Case ID: f-appx_259/html/0917-01.html
Source: Caselaw Access Project
Author: {"author": "", "license": "Public Domain", "url": "https://static.case.law/"}
Date Created: 2024-08-24T03:29:51.129683

Keith CHANDLER, Plaintiff-Appellant, v. Pete WILSON, Governor, of the State of California; State of California; California Youth & Adult Correctional Agency; Joe Sandoval, Secretary, Youth and Adult Correctional Agency; California Department of Corrections; California Board of Prison Terms; Ted Rich, Chief Executive Officer, CA Board of Prison Terms; Thomas Giaquinto, Commissioner, CA Board of Prison Terms; Carol Bentley, Commissioner, CA Board of Prison Terms, Defendants-Appellees.
    No. 06-15311.
    United States Court of Appeals, Ninth Circuit.
    Argued and Submitted Dec. 5, 2007.
    Filed Dec. 12, 2007.
    Steven C. Sanders, Esq., Sanders & Associates, West Sacramento, CA, for Plaintiff-Appellant.
    David N. Sunada, Esq., Office of the Attorney General, Sacramento, CA, for Defendants-Appellees.
    Before: D.W. NELSON and REINHARDT, Circuit Judges, and OBERDORFER , Senior Judge.
    
      
       The Honorable Louis F. Oberdorfer, Senior United States District Judge for the District of Columbia, sitting by designation.
    
   MEMORANDUM

Appellant Keith Chandler appeals the district court’s dismissal of his § 1983 civil rights action. We affirm.

Defendants Giaquinto and Bentley are entitled to quasi-judicial immunity for adjudicatory functions they perform as members of the parole board. Sellars v. Procunier, 641 F.2d 1295, 1302-03 (9th Cir. 1981). Chandler urges that we reconsider this ruling, but we are not free, as a three-judge panel, to overrule circuit precedent. See Hart v. Massanari, 266 F.3d 1155, 1171 (9th Cir.2001). Chandler also argues that the defendants are not entitled to quasi-judicial immunity because they abdicated them discretion and followed Governor Wilson’s politically motivated orders to deny parole to all convicted murderers. The Sellars court acknowledged the risk that absolute immunity for parole board members would leave “the genuinely wronged prisoner without civil redress against the official whose malicious or dishonest actions deprive the prisoner of liberty.” Sellars, 641 F.2d at 1303. Nevertheless, the court held that the risk of unredressable civil rights violations was outweighed by the need to protect parole board members from the threat of lawsuits and the burden of defending their decisions in court. Id. Thus, Sellars permits no exception for a parole board member’s failure to exercise his discretion.
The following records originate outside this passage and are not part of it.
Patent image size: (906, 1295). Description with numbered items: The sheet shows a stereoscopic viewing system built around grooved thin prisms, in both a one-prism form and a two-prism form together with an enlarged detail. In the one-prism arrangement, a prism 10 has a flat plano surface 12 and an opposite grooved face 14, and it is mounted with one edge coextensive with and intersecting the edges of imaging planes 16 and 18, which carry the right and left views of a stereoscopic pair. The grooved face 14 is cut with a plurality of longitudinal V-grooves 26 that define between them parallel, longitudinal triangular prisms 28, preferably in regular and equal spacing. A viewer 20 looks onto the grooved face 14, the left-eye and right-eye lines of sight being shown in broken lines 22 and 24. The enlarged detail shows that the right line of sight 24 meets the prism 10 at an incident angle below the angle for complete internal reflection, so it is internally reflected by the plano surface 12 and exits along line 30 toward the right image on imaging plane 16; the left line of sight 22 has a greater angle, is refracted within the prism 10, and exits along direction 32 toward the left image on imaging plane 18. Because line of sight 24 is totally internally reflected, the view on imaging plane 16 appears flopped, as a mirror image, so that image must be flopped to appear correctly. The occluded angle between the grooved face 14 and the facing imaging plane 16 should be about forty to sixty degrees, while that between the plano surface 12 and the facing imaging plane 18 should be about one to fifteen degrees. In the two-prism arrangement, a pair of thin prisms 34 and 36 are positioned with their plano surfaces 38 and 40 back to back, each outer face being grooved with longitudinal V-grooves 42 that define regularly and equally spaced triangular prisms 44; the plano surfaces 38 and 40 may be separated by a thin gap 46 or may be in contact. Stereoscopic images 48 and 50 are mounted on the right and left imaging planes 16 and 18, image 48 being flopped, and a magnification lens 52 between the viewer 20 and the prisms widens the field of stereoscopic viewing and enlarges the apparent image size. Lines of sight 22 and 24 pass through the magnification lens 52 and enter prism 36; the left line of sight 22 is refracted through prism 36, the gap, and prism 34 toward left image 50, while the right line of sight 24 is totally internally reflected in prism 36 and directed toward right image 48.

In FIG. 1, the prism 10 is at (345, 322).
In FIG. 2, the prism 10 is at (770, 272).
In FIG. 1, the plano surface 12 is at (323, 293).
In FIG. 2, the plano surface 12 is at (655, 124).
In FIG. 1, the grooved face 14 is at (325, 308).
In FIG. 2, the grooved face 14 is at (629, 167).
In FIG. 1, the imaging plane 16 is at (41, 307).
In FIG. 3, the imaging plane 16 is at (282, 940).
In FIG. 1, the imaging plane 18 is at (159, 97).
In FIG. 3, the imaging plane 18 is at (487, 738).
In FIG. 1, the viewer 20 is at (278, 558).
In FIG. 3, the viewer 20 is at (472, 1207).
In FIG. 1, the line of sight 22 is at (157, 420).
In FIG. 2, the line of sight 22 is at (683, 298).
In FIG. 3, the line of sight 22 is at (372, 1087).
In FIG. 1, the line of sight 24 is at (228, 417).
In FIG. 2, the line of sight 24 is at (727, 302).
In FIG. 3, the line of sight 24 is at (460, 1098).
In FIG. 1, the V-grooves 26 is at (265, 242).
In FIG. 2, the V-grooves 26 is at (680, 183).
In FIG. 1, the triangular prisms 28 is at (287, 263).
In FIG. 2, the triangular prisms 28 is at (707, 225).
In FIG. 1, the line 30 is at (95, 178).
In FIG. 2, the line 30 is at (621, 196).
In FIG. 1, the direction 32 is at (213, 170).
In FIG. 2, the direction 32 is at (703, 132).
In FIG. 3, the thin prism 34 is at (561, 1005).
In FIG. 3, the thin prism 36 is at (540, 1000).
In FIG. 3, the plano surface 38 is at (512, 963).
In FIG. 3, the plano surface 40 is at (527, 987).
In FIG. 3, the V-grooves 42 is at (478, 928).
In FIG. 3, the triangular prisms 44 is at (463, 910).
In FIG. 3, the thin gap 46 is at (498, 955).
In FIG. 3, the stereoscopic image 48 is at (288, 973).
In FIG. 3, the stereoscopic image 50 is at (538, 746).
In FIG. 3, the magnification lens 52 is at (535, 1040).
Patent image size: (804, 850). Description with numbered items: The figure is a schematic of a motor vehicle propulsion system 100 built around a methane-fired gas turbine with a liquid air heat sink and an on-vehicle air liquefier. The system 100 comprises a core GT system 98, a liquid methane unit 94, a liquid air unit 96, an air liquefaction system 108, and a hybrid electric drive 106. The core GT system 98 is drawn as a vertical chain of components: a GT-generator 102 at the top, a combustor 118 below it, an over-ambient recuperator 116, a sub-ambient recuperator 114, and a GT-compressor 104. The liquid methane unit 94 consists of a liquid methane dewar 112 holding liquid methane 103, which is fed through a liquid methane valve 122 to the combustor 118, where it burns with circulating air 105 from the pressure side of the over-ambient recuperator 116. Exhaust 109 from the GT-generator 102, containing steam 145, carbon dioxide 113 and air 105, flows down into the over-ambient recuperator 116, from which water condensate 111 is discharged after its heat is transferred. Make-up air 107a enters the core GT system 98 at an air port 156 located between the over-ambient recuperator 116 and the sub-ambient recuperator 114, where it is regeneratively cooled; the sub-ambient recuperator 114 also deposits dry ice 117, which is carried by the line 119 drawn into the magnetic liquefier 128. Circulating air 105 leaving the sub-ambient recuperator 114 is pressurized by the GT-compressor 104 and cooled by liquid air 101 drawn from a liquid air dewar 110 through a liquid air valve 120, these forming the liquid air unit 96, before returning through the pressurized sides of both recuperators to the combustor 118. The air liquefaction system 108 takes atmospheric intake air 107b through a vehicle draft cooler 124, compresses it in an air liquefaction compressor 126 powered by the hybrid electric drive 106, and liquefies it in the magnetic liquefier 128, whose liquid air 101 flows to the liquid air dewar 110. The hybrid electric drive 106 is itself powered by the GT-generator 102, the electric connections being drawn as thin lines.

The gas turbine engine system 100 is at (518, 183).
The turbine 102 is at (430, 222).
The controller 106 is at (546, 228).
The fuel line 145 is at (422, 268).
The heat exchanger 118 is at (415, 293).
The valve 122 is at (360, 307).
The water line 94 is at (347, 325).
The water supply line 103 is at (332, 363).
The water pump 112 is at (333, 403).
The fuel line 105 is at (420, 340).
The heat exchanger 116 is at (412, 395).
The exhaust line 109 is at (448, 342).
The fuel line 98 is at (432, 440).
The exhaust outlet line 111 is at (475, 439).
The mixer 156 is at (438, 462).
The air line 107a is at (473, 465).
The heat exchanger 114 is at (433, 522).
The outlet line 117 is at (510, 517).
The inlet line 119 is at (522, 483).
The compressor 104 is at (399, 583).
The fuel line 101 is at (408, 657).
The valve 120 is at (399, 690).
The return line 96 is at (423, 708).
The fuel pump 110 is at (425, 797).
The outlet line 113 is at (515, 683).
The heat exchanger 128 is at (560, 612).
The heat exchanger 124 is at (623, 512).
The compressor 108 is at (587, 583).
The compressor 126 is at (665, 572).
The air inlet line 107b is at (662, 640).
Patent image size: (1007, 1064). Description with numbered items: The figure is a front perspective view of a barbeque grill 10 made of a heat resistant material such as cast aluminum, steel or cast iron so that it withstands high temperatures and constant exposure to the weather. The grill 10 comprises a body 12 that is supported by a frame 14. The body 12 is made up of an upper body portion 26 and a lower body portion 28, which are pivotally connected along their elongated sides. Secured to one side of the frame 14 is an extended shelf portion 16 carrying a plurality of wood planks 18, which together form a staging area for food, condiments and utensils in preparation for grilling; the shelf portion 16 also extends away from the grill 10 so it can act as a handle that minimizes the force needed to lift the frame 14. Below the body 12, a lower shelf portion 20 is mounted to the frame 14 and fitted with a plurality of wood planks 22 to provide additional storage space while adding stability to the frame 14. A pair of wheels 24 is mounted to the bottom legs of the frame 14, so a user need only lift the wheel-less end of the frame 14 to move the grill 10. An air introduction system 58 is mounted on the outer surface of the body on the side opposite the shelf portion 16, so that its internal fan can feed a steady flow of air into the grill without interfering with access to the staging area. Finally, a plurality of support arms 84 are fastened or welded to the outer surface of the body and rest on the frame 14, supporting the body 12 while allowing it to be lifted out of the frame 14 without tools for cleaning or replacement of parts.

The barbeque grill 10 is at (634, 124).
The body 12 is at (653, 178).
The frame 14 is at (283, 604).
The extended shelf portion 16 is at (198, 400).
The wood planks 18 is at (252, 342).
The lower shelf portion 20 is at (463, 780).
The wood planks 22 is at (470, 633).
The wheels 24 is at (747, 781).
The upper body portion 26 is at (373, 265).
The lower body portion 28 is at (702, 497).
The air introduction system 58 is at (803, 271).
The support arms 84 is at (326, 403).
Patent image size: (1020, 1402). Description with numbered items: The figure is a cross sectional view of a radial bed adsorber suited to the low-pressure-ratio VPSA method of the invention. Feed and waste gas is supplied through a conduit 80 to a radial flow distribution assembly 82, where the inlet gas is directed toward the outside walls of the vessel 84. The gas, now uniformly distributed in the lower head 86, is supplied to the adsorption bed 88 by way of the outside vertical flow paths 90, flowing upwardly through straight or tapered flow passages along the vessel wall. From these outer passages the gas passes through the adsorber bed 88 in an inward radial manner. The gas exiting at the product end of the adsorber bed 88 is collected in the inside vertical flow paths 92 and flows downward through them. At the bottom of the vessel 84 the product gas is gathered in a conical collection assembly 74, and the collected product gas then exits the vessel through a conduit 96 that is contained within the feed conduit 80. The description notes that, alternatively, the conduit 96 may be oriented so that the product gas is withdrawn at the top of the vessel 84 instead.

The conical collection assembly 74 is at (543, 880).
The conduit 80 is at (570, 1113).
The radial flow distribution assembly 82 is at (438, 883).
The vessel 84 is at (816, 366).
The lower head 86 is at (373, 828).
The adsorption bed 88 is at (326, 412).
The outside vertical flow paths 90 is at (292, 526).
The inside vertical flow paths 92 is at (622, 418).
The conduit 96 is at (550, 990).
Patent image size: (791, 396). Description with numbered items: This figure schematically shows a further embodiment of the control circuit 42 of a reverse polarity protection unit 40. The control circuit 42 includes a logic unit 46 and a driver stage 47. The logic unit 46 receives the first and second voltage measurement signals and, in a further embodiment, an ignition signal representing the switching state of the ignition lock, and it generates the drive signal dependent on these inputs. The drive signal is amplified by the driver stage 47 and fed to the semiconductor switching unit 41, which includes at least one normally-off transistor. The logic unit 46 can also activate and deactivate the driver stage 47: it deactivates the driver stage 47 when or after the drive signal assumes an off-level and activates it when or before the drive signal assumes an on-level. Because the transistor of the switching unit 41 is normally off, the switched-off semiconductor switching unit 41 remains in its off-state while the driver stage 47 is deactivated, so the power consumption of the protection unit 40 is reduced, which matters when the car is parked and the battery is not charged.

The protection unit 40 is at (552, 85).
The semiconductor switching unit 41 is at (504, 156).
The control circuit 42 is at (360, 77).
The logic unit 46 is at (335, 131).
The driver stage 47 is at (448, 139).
We also affirm the district court’s dismissal of the claims against defendant Rich, the Chief Executive Officer of the Parole Board. We need not reach the question of qualified immunity because, as the district court held, Rich was not empowered to interfere with or affect the parole board’s or the governor’s decisions with respect to Chandler’s parole. He was a communicator of the governor’s orders, not an enabler. Thus, he cannot be held responsible for any civil rights violations that may have resulted.

AFFIRMED. 
      
       This disposition is not appropriate for publication and is not precedent except as provided by 9th Cir. R. 36-3.